In this study, the primary objective was to investigate the minimum welding seam requirement for a corrosion-resistant overlay in repairing various pressure vessels. Our tests were performed with a less commonly used wire electrode pairing, aiming to minimize welding time and maximize weld quality. During our tests, we concluded that the buffer layer provides a good microstructure transition between simple carbon steels and corrosion-resistant flux-cored wire types; therefore, a buffer layer is always necessary due to the uniform structure of the subsequent overlay layers. Based on our measurements, the thickness of the fusion zone formed between the base metal and the buffer layer did not exceed 10 microns, sharply separating the corroded and intact material structure. Consequently, we were able to determine that the applied layer structure and welding technology are suitable for the application of material-saving overlay welding.

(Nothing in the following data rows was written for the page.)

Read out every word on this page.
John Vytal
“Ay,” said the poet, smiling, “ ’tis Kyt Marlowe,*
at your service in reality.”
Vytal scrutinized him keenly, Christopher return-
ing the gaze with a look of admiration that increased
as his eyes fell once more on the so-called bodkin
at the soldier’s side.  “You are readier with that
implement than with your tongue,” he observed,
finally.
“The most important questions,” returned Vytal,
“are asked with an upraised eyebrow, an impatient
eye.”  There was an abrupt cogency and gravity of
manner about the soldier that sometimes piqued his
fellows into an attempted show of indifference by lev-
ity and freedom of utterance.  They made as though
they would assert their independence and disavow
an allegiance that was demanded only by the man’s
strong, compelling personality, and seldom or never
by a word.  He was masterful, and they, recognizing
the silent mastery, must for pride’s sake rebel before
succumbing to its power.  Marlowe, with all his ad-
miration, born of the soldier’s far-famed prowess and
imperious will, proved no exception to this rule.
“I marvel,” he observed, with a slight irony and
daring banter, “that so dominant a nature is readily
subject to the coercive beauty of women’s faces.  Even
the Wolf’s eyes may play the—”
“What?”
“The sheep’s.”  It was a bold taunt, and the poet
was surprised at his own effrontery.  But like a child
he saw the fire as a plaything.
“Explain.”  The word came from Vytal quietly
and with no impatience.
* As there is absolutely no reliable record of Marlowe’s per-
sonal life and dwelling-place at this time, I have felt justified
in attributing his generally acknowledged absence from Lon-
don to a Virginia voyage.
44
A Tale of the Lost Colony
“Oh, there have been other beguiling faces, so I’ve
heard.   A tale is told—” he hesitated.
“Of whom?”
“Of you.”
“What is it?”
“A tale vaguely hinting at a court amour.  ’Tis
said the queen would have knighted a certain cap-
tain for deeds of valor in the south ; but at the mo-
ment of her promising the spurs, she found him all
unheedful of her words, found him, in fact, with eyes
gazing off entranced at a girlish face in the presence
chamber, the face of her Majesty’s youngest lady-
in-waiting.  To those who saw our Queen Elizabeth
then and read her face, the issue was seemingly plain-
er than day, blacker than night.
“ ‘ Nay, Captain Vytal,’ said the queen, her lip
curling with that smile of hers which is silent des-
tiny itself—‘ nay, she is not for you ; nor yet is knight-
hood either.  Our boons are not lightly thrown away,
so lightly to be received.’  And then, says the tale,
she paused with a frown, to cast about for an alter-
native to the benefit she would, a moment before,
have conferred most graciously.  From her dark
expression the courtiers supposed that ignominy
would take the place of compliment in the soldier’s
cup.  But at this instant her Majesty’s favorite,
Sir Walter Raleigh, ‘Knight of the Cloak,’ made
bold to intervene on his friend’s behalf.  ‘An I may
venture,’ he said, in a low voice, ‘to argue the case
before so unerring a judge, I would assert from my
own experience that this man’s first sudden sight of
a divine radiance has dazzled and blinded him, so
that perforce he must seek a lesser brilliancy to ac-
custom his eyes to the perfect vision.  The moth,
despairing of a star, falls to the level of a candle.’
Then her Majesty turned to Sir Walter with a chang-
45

Accordingly, a suitable corrosion-resistant material structure can be created in the buffer layer (3.9–4.1 mm thickness); however, for durability, at least one cladding layer is needed. The minimum layer thickness, already in the first cladding layer, can be set depending on the thickness of the base metal. In the case of our test, the proper cladding layer thickness is at least 3 mm or more compared to the surface of the basic metal. This distance can be found above the buffer layer, in the first cladding layer, near point 11 given in Figure 11.

We have summarized our main observations and the conclusions that can be drawn from them in the following three points:

• In the case of a uniform-overlay welded material structure, a linear relationship can be determined between the Cr equivalents predicted in the mixture and the measured Cr values. All this is an important aspect due to the expected corrosion-resistance level. The novelty of the relationships is that in both the Schaeffler and WRC-92 methods, Equations (5) and (6) are relationships independent of the layer type; therefore, using these relationships, the expected Cr content can be estimated in the buffer and cladding layers very accurately.
• A quadratic regression relationship can be established between the Cr or Ni content and the phase elements. On the basis of the relationship, the limit of phase element changes in a given system can be estimated (but not defined). The functional relationship allows identifying the phases present based on the measurement of the Cr or Ni content. The exact boundary transition so far is missing, but a transition zone can be determined based on our studies, which falls between 11.29–11.73% based on the Ni content. Below it, only the delta ferrite phase is present, and above it, only the austenite phase is present.
• We observed that the Cr content in the delta ferrite shows stronger changes with the increase in the number of layers. We were able to demonstrate all this numerically based on the data in Table 3 and our measurement results. According to the technical certificate, the Cr content of the E316L filler material is 19%, while according to the measurements, the average Cr content of the cladding layer is 19.63%. At the same time, the filler material of the E309LMo buffer weld had a Cr content of 22.9%, but our measurements indicated an average Cr content of only 18.67% in the buffer layer. Based on the above, we can identify that the Cr was enriched in the delta ferrite towards the surface.

All in all, in terms of reducing the environmental load, we presented an effective overlay welding solution in our study, in which we managed to identify further research directions in the topic, which requires a wider expansion of the studies in the future.